Companies pursuing their net-zero goals are either looking to acquire low-carbon-intensity barrels or divest the high-intensity ones, implying that there might be an acreage consolidation or portfolio restructuring on the horizon. But a large resource size and an attractive offering price may not be enough to elicit a response from a buyer focused on meeting its net-zero targets. Therefore, M&A activities would need not only to be financially accretive, but also to support ESG goals.

Business models shift to enable a new energy era

The oilfield service (OFS) sector had slashed costs and optimised operations to stay afloat even before the pandemic. Being traditionally dependent on upstream cycles, the sector is now likely to see a permanent structural shift as rapid energy transition shifts the scales of O&G revenues and spending. With margins at the mercy of another price cycle and reduced spending, many OFS companies are crafting a new strategy for the future of energy.

With a broadening decarbonisation mandate across industries, companies have an opportunity to lead the way for customers by fully reengineering traditional OFS business models and solutions outside the traditional “oilfield” services and to other industries. However, digitalisation will only help to a certain extent. The sector needs to get even leaner and greener. Providing integrated solutions for decarbonising upstream projects, implementing subscription-based revenue models, or diversifying into the low-carbon space could be key enablers of the future OFS strategy.

Convenience and experience supersede fuel as the new anchor to attract customers

Apart from the disruption created by the electrification of transportation, traditional fuels (diesel and gasoline) also face competition from other low-emission fuels, such as hydrogen, and renewable fuels. Furthermore, the generational shift from baby boomers to millennials is changing the fueling preference of consumers from brand and price to convenience and user experience.
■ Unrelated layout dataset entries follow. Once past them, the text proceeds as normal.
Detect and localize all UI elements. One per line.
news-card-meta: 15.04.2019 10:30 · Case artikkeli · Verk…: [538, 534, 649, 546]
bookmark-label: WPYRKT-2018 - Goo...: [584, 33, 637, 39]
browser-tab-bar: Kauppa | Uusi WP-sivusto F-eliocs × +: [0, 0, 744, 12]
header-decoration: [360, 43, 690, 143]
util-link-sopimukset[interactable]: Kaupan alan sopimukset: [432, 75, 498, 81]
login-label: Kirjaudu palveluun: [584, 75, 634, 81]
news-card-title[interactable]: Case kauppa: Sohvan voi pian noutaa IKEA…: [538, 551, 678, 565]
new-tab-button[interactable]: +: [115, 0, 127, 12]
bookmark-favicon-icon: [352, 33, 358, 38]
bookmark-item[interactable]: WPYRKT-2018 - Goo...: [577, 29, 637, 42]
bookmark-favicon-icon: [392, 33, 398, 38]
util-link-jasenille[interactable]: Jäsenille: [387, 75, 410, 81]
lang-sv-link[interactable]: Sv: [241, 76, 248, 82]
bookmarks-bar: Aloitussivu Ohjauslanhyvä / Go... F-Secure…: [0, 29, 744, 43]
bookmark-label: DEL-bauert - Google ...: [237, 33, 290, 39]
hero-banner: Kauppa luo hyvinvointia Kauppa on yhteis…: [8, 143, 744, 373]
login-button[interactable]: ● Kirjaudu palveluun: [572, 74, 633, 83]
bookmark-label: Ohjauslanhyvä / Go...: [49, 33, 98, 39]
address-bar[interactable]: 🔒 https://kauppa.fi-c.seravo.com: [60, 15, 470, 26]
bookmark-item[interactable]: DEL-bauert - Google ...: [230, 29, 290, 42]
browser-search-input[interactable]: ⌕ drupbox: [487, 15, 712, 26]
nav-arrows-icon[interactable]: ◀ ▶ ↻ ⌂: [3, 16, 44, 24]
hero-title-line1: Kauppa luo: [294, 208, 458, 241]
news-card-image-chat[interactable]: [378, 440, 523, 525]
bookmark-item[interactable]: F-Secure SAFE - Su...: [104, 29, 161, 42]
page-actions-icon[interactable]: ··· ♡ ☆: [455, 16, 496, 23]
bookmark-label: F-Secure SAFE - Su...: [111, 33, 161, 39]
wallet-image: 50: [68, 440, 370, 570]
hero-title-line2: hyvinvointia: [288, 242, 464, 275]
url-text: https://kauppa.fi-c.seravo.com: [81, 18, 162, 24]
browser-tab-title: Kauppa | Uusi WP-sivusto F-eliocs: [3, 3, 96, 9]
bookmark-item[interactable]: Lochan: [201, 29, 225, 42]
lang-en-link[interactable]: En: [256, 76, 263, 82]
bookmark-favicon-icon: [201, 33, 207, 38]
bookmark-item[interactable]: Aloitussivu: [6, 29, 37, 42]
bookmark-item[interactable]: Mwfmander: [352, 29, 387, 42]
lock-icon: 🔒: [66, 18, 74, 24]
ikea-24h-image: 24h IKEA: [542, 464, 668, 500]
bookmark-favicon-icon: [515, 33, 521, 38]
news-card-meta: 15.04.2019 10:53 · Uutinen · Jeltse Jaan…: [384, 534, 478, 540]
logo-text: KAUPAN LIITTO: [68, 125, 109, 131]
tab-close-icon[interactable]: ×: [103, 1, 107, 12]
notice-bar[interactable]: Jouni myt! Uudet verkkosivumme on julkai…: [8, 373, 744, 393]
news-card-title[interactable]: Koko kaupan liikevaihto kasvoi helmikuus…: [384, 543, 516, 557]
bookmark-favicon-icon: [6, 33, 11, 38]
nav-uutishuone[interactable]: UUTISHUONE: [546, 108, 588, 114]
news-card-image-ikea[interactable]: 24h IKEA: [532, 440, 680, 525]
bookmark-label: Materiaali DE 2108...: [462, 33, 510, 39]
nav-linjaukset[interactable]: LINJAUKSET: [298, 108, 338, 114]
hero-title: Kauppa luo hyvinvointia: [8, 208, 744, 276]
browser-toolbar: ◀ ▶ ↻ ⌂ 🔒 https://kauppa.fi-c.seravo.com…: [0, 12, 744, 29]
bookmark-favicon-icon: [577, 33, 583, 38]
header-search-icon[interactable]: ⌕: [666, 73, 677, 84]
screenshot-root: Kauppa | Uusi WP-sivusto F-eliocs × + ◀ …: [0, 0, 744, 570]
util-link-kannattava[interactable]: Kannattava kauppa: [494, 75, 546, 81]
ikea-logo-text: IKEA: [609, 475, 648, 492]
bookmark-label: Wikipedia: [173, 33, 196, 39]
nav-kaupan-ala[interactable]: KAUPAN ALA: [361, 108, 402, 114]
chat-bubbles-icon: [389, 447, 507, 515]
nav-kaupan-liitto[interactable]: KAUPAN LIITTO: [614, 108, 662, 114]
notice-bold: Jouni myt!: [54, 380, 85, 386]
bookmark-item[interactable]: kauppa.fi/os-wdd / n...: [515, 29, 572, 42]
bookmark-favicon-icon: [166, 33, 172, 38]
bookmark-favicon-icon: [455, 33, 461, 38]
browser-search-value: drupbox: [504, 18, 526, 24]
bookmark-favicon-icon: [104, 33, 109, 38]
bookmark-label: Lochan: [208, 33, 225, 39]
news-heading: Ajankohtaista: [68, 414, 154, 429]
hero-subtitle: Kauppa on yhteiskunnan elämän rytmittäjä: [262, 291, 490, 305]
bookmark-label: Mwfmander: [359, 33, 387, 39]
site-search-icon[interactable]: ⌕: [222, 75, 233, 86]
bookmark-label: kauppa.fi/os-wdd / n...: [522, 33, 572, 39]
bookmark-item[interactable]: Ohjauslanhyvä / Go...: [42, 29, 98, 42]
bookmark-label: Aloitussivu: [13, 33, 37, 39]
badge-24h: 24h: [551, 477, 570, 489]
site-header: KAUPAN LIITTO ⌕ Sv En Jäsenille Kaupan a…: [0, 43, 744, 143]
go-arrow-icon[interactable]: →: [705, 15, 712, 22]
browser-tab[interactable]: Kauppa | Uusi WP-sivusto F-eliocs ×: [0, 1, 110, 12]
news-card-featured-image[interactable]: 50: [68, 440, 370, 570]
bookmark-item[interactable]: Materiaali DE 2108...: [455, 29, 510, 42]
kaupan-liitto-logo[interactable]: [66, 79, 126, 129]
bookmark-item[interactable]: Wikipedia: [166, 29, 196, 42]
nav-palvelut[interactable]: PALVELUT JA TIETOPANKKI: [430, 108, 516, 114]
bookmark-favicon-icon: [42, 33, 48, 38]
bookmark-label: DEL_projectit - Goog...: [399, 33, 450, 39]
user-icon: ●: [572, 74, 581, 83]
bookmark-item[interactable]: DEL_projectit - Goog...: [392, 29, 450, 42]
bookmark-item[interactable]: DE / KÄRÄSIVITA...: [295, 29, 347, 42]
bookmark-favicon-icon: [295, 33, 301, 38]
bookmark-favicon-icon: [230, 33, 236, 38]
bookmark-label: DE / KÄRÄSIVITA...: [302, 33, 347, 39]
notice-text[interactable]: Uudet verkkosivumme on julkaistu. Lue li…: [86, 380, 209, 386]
The interplay of the energy transition with changing demographics is creating a challenge for many fuel retailers, who must transform their operations to attract and retain a new generation of customers while also adapting to a changing fuel mix. Eventually, companies that would be best suited to thrive during the energy transition are likely to be those that strive to move beyond fuel offerings. How can companies work toward this goal? By incorporating convenience as a core function of the customer experience and expanding to a full suite of products and services.

Greener jobs and differentiated benefits can help secure return and retention of workforce

The oil price crash of 2020 triggered the fastest layoffs in the history of the US O&G industry. Prices have nearly doubled since then, but only about 50% of lost jobs have come back. The cyclical hiring and laying off employees is adversely affecting the industry’s reputation as a reliable employer, and a tenured, aging workforce is reducing the available talent pool.

Even for O&G companies with progressive strategies and healthy balance sheets, it would be difficult to differentiate themselves to the workforce in a tight labor market. The commitment to decarbonisation could be the best recruiting pitch, but more than 75% of our survey respondents believe that flexible and agile workforce structures that empower remote, hybrid and cross-border teams would help companies compete and retain talent in today’s tight labour market.